L'as Luigi Gorrini, ancien de la guerre d'Espagne et pilote de Macchi 202, exprime une opinion bien différente

En 1943, alors qu’il fut amené à voler sur D 520 pour en définir les consignes de vol, il fut d'abord prévenu par les Allemands que les Français ne leur fourniront aucune explication ni aucune aide, trop contents s'ils se retrouvent écrasés au sol. 
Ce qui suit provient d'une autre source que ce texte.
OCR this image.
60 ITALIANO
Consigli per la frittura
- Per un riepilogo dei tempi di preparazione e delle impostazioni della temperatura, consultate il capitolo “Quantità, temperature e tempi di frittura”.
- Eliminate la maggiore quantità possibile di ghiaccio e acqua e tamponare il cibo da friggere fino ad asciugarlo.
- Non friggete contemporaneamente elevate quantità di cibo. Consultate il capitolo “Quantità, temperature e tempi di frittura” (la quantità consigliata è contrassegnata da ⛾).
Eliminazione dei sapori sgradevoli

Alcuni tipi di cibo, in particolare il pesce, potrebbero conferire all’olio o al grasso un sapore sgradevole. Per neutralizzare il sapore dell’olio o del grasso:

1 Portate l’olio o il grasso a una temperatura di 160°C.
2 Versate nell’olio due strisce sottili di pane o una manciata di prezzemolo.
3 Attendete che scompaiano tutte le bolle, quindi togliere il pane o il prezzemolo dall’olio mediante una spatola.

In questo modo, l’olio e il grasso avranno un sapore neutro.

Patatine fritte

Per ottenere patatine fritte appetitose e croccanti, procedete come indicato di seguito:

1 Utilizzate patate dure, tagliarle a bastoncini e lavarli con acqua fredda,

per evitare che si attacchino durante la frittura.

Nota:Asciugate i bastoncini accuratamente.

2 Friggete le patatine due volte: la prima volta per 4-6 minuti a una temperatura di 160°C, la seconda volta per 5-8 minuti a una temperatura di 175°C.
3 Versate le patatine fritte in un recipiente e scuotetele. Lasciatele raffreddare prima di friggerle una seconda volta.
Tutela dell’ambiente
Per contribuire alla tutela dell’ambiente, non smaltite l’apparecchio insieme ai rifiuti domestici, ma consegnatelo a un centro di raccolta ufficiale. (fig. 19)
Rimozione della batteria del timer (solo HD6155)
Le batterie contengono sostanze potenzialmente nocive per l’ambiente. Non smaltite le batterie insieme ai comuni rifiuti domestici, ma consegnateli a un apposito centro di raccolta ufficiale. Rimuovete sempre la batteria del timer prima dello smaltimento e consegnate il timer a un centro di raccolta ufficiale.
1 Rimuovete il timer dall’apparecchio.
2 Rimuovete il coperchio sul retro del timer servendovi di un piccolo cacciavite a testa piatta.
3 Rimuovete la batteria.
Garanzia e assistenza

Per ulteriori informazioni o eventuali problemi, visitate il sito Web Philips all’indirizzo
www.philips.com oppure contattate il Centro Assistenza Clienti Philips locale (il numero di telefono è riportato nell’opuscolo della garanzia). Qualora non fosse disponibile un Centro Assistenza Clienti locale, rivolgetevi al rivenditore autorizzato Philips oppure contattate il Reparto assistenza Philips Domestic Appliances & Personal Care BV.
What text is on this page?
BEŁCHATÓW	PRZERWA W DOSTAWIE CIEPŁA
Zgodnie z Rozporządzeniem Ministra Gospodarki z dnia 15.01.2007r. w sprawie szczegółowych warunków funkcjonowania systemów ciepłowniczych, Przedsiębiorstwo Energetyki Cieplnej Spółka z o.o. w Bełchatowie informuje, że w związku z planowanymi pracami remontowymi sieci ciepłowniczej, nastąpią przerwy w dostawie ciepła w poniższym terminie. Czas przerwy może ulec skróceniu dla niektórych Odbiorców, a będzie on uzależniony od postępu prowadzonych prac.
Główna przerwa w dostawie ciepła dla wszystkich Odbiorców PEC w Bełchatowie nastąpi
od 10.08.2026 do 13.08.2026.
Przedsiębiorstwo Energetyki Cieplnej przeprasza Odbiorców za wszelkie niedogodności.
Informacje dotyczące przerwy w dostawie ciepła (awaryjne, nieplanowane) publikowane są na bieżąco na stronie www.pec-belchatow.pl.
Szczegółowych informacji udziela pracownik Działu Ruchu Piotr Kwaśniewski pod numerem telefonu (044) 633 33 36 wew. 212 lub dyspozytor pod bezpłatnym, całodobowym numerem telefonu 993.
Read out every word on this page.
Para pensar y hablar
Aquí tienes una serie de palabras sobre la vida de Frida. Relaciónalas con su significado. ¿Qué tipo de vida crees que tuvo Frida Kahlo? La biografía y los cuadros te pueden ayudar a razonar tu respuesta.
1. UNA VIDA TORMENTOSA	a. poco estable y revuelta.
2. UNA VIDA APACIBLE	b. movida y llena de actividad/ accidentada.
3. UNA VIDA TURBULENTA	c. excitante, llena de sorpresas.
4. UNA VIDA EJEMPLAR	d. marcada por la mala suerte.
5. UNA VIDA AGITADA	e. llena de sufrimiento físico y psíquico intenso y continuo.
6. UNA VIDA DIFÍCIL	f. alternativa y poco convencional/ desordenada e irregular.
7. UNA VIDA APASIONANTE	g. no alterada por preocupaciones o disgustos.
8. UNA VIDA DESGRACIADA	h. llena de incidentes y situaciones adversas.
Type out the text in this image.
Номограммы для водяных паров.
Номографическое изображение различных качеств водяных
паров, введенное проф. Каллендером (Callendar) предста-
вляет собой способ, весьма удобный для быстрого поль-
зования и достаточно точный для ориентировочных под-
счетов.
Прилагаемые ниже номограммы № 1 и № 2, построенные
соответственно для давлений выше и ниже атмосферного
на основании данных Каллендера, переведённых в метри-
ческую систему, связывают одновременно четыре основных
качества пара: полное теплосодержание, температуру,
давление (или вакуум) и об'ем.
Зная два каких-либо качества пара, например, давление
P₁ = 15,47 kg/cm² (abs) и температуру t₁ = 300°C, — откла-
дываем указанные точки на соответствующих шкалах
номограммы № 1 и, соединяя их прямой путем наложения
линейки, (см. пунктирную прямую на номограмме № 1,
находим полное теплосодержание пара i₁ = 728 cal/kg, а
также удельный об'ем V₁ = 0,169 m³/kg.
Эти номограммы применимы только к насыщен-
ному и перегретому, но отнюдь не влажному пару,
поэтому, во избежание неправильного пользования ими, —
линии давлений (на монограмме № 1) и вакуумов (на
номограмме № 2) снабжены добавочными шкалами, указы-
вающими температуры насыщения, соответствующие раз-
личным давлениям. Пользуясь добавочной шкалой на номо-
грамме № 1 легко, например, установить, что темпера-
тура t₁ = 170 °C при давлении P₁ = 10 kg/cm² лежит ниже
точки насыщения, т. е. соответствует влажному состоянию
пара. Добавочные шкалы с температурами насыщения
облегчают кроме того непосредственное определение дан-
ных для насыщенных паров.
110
Il rapporte ensuite son expérience :
"Quand il fut en l'air, il rentra le train d'atterrissage et les volets et commença à monter. Il s'aperçut tout à coup qu'il avait affaire à un "seigneur du ciel" bien équilibré, avec un moteur puissant, des commandes répondant avec douceur et rapidement. Il testa la tenue de l'avion à vitesse minimale et trouva la machine parfaite et extrêmement maniable, comme du reste il avait pu s'en rendre compte lors du combat sur le Cannet des Maures, le 15 juin 1940"combat pendant lequel P. Le Gloan a abattu quatre CR 42 et un BR 20. Dans une autre interview, il expliquera que le rapport entre un Dewoitine et un Fiat CR 42 était de même nature qu’entre un tricycle et une Ferrari. 


Les pilotes de la chasse de nuit Italienne, eux aussi, préféreront le Dewoitine au CR 42. En somme, les pilotes expérimentés et amateurs de voltige, de quelques nationalité qu'ils soient, seront toujours à l'aise dans cet avion et les autres, non.